Ableist Word Profile: I Feel Your Pain!
Welcome to Ableist Word Profile, a (probably intermittent) series in which staffers will profile various ableist words, talk about how they are used, and talk about how to stop using them. Ableism is not feminism, so it’s important to talk about how to eradicate ableist language from our vocabularies. This post is marked 101, which means that the comments section is open to 101 questions and discussion. Please note that this post contains ableist language used for the purpose of discussion and criticism; you can get an idea from the title of the kind of ableist language which is going to be included in the discussion, and if that type of language is upsetting or triggering for you, you may want to skip this post.
I hear this one all the time. I am pretty sure I am very very guilty of using this one. I saw it used the other day in a context that I am not going to get into here, but it really struck it home for me in a way that made me jump (not at all literally) and decide that it needed to be unpacked here a little.
I feel your pain.
I had to go to the school to pick up my daughter because she had a slight fever. Anything will get them sent home during the Flu Panic going around right now. We walked to the nearest shoppette to pick up some canned soup for lunch before going home, and The Kid had that Look. The tired eyes, with the dark circles and the pallor that told me she just wasn’t feeling well. We got our soup and orange juice and a cab to get home. She nodded off on the ride home as I stroked her hair, shoving aside my own pain wishing I knew how she felt and what she needed. She can only tell me so much. She can only give me clues to what it feels like to be inside her body feeling her experiences of being sick. She is the only person who can communicate the way it feels to have that fever or that headache or to have that need for a nap and soup and cuddles and blankets. No matter how much I understand how colds and germs and immune systems work, and no matter how well I know that low grade fevers are actually good for you, only she can tell me how it feels.
I can’t feel her pain.
Just like you can’t feel my pain.
One of the core principles of feminism, IMO, is the concept of bodily autonomy. My body is mine. Mine and mine alone. You don’t get to tell me how to manage it, you don’t get to touch it without my permission, and anything that tries to attack me from the inside is treated as an enemy hostile if it dares grow uninvited. This stems from the fundamental idea that you or anyone else who isn’t me could never understand my body better than me.
Coinciding with that, is that no one other human being other than me knows how it feels to be me, to be in my body, to literally feel the pain of living in this body.
Even the best of my doctors, the ones who care with all of their compassion, the ones who were and are capable of great empathy, can not physically feel my pain. No matter how many fancy diplomas are on their walls or how many scans they’ve run or how many times they’ve played pin cushion with me, they still need me to resort to the handy dandy pain scale as a rubric for making this clear to them.
So, how can you, random stranger, on a random message board or in a random comment section feel my pain?
Can you feel the moment I wake in the morning, those three fleeting moments where I forget and turn my head too quickly, jarring my neck and triggering a migraine that has been hanging over me like a shroud all night?
Can you feel the way my body feels like it is bruised in all of the places it rested against itself or the mattress all night?
How can you, random person in line with me at the supermarket, feel my pain?
Can you feel the pain that my hip and other joints are causing, necessitating the cane, or that the cane is causing my back and shoulders?
Can you feel the dizziness that the blearing pain in my head causes?
How can you, random family member/friend/concerned citizen, feel my pain?

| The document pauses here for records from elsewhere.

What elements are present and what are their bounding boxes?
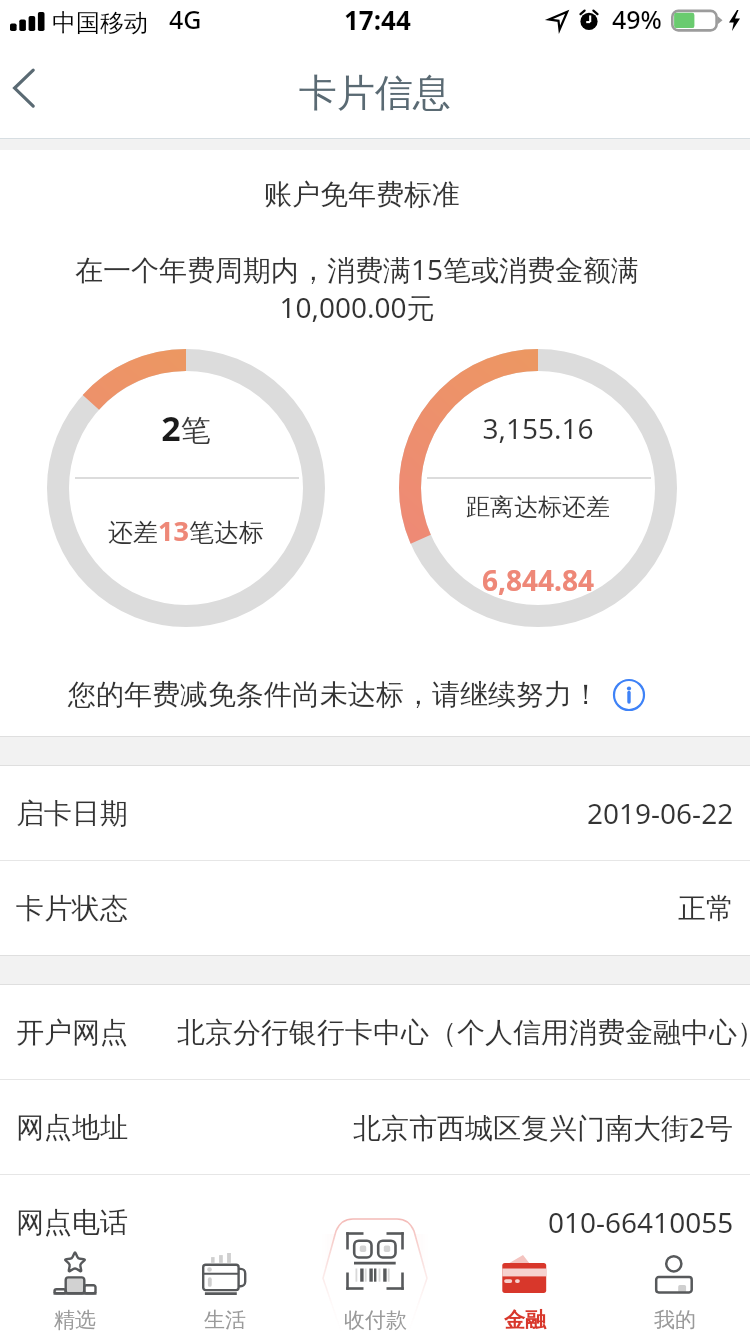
button[interactable]: 金融 — [450, 1238, 600, 1334]
staticText: 卡片信息 — [299, 69, 451, 117]
button[interactable]: Back — [0, 58, 74, 138]
button[interactable]: 网点地址 — [0, 1080, 750, 1174]
staticText: 卡片状态 — [16, 891, 128, 926]
staticText: 2019-06-22 — [587, 794, 734, 832]
staticText: 网点电话 — [16, 1205, 128, 1240]
button[interactable]: 精选 — [0, 1238, 150, 1334]
staticText: 2笔 — [47, 405, 325, 451]
staticText: 中国移动 — [52, 8, 148, 38]
staticText: 收付款 — [344, 1307, 407, 1333]
staticText: 金融 — [504, 1307, 546, 1333]
staticText: 网点地址 — [16, 1110, 128, 1145]
staticText: 还差13笔达标 — [47, 512, 325, 549]
button[interactable]: 卡片状态 — [0, 861, 750, 955]
staticText: 生活 — [204, 1307, 246, 1333]
staticText: 4G — [169, 2, 202, 36]
button[interactable]: 开户网点 — [0, 985, 750, 1079]
staticText: 3,155.16 — [399, 409, 677, 447]
button[interactable]: 网点电话 — [0, 1175, 750, 1269]
staticText: 49% — [612, 2, 662, 36]
staticText: 开户网点 — [16, 1015, 128, 1050]
staticText: 正常 — [678, 891, 734, 926]
staticText: 北京市西城区复兴门南大街2号 — [353, 1108, 734, 1146]
staticText: 010-66410055 — [548, 1203, 734, 1241]
staticText: 我的 — [654, 1307, 696, 1333]
button[interactable]: 我的 — [600, 1238, 750, 1334]
staticText: 17:44 — [344, 2, 411, 37]
staticText: 北京分行银行卡中心（个人信用消费金融中心） — [177, 1015, 750, 1050]
button[interactable]: 生活 — [150, 1238, 300, 1334]
button[interactable]: 收付款 — [300, 1238, 450, 1334]
button[interactable]: Info — [612, 678, 646, 712]
button[interactable]: 启卡日期 — [0, 766, 750, 860]
staticText: 精选 — [54, 1307, 96, 1333]
staticText: 6,844.84 — [399, 561, 677, 599]
staticText: 账户免年费标准 — [0, 177, 724, 212]
staticText: 您的年费减免条件尚未达标，请继续努力！ — [68, 677, 600, 712]
staticText: 启卡日期 — [16, 796, 128, 831]
staticText: 在一个年费周期内，消费满15笔或消费金额满10,000.00元 — [65, 250, 649, 326]
staticText: 距离达标还差 — [399, 492, 677, 522]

Can you feel the numerous side effects that my body must endure from the various medications I need to make it through a day?
Can you feel the rawness of my throat from the numerous times one of those side effects was not being able to hold a meal down?
I am not discounting the way that you want to relate to me, or to express that you share in my disapproval of something. I understand that you want to sympathize with my frustration. You may even want to align with my feelings, or appreciate my sentiment. There are lots of options that you have that don’t somehow imply that you have some kind of insider info on the goings on of my body or what it really feels like to be me.